I know this whole process is truly complex. But that's why they pay you the big bucks. [pipe]

Take care,
--Shaun

"I wish that my room had a floor; I don't care so much for a door.
But this crawling around without touching the ground is getting to be quite a bore!" -- Gelett Burgess
 
Thanks for that approach. I hadnt considered doing it that way, but will remember it for the next m2m import problem I come across!

I write in cfm and after a bit of brain racking, ended up writing a small import application I can reuse for importing this data. I figured the effort was worth it as there will be a need for future imports inthe same format.

First I import the spreadsheet into a new table in the database called ImportData.

Using a web browser I navigate to my cfm import application, then enter few extra details into a web form like the employee where the customers originated from and any additional comments to be recorded to the database.

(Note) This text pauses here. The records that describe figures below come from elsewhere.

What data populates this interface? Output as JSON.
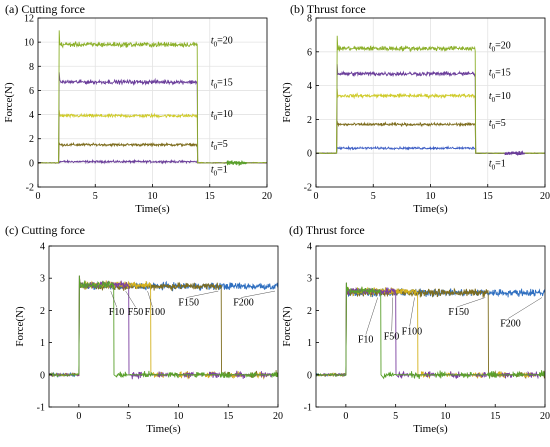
{
  "chart_data": [
    {
      "id": "a",
      "type": "line",
      "title": "(a) Cutting force",
      "xlabel": "Time(s)",
      "ylabel": "Force(N)",
      "xlim": [
        0,
        20
      ],
      "ylim": [
        -2,
        12
      ],
      "xticks": [
        0,
        5,
        10,
        15,
        20
      ],
      "yticks": [
        -2,
        0,
        2,
        4,
        6,
        8,
        10,
        12
      ],
      "grid": true,
      "on": 1.8,
      "off": 13.9,
      "tail": [
        16.5,
        18.2
      ],
      "noise_color": "#5aa02c",
      "series": [
        {
          "name": "t0=1",
          "label_main": "t",
          "label_sub": "0",
          "label_rest": "=1",
          "steady": 0.1,
          "color": "#6a3d9a",
          "label_x": 15.1,
          "label_y": -0.8
        },
        {
          "name": "t0=5",
          "label_main": "t",
          "label_sub": "0",
          "label_rest": "=5",
          "steady": 1.5,
          "color": "#7e6d1e",
          "label_x": 15.1,
          "label_y": 1.3
        },
        {
          "name": "t0=10",
          "label_main": "t",
          "label_sub": "0",
          "label_rest": "=10",
          "steady": 3.9,
          "color": "#cfcb2a",
          "label_x": 15.1,
          "label_y": 3.8
        },
        {
          "name": "t0=15",
          "label_main": "t",
          "label_sub": "0",
          "label_rest": "=15",
          "steady": 6.7,
          "color": "#6a3d9a",
          "label_x": 15.1,
          "label_y": 6.4
        },
        {
          "name": "t0=20",
          "label_main": "t",
          "label_sub": "0",
          "label_rest": "=20",
          "steady": 9.8,
          "color": "#8cb02a",
          "label_x": 15.1,
          "label_y": 9.9
        }
      ]
    },
    {
      "id": "b",
      "type": "line",
      "title": "(b) Thrust force",
      "xlabel": "Time(s)",
      "ylabel": "Force(N)",
      "xlim": [
        0,
        20
      ],
      "ylim": [
        -2,
        8
      ],
      "xticks": [
        0,
        5,
        10,
        15,
        20
      ],
      "yticks": [
        -2,
        0,
        2,
        4,
        6,
        8
      ],
      "grid": true,
      "on": 1.8,
      "off": 13.9,
      "tail": [
        16.5,
        18.2
      ],
      "noise_color": "#6a3d9a",
      "series": [
        {
          "name": "t0=1",
          "label_main": "t",
          "label_sub": "0",
          "label_rest": "=1",
          "steady": 0.3,
          "color": "#3b5cc4",
          "label_x": 15.1,
          "label_y": -0.8
        },
        {
          "name": "t0=5",
          "label_main": "t",
          "label_sub": "0",
          "label_rest": "=5",
          "steady": 1.7,
          "color": "#7e6d1e",
          "label_x": 15.1,
          "label_y": 1.6
        },
        {
          "name": "t0=10",
          "label_main": "t",
          "label_sub": "0",
          "label_rest": "=10",
          "steady": 3.4,
          "color": "#cfcb2a",
          "label_x": 15.1,
          "label_y": 3.2
        },
        {
          "name": "t0=15",
          "label_main": "t",
          "label_sub": "0",
          "label_rest": "=15",
          "steady": 4.7,
          "color": "#6a3d9a",
          "label_x": 15.1,
          "label_y": 4.6
        },
        {
          "name": "t0=20",
          "label_main": "t",
          "label_sub": "0",
          "label_rest": "=20",
          "steady": 6.2,
          "color": "#8cb02a",
          "label_x": 15.1,
          "label_y": 6.2
        }
      ]
    },
    {
      "id": "c",
      "type": "line",
      "title": "(c) Cutting force",
      "xlabel": "Time(s)",
      "ylabel": "Force(N)",
      "xlim": [
        -3,
        20
      ],
      "ylim": [
        -1,
        4
      ],
      "xticks": [
        0,
        5,
        10,
        15,
        20
      ],
      "yticks": [
        -1,
        0,
        1,
        2,
        3,
        4
      ],
      "grid": false,
      "on": 0.0,
      "steady": 2.8,
      "series": [
        {
          "name": "F10",
          "off": 3.5,
          "color": "#5aa02c",
          "label_x": 3.0,
          "label_y": 1.85
        },
        {
          "name": "F50",
          "off": 5.0,
          "color": "#7b3fa0",
          "label_x": 4.9,
          "label_y": 1.85
        },
        {
          "name": "F100",
          "off": 7.2,
          "color": "#d4b21f",
          "label_x": 6.6,
          "label_y": 1.85
        },
        {
          "name": "F150",
          "off": 14.3,
          "color": "#7e6d1e",
          "label_x": 10.0,
          "label_y": 2.15
        },
        {
          "name": "F200",
          "off": 20.0,
          "color": "#2f6fc0",
          "label_x": 15.5,
          "label_y": 2.15
        }
      ]
    },
    {
      "id": "d",
      "type": "line",
      "title": "(d) Thrust force",
      "xlabel": "Time(s)",
      "ylabel": "Force(N)",
      "xlim": [
        -3,
        20
      ],
      "ylim": [
        -1,
        4
      ],
      "xticks": [
        0,
        5,
        10,
        15,
        20
      ],
      "yticks": [
        -1,
        0,
        1,
        2,
        3,
        4
      ],
      "grid": false,
      "on": 0.0,
      "steady": 2.6,
      "series": [
        {
          "name": "F10",
          "off": 3.5,
          "color": "#5aa02c",
          "label_x": 1.2,
          "label_y": 1.0
        },
        {
          "name": "F50",
          "off": 5.0,
          "color": "#7b3fa0",
          "label_x": 3.8,
          "label_y": 1.1
        },
        {
          "name": "F100",
          "off": 7.2,
          "color": "#d4b21f",
          "label_x": 5.6,
          "label_y": 1.25
        },
        {
          "name": "F150",
          "off": 14.3,
          "color": "#7e6d1e",
          "label_x": 10.3,
          "label_y": 1.85
        },
        {
          "name": "F200",
          "off": 20.0,
          "color": "#2f6fc0",
          "label_x": 15.5,
          "label_y": 1.5
        }
      ]
    }
  ]
}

I then hit a button and the code runs which loops through each record in the ImportData table and inserts/updates the corresponding tables in the database.

I'm not as familair with VBA and native MS Office functionality than I am with databases and web programming unfortunately, but this seemed to work well - or will once I iron out a couple of bugs!

Cheers
 
Very well. I'm convinced you can achieve an extreme amount of efficiency by using "set-based" relational theory instead of looping through the records and rows one element at a time.

I have enjoyed chatting with you about this.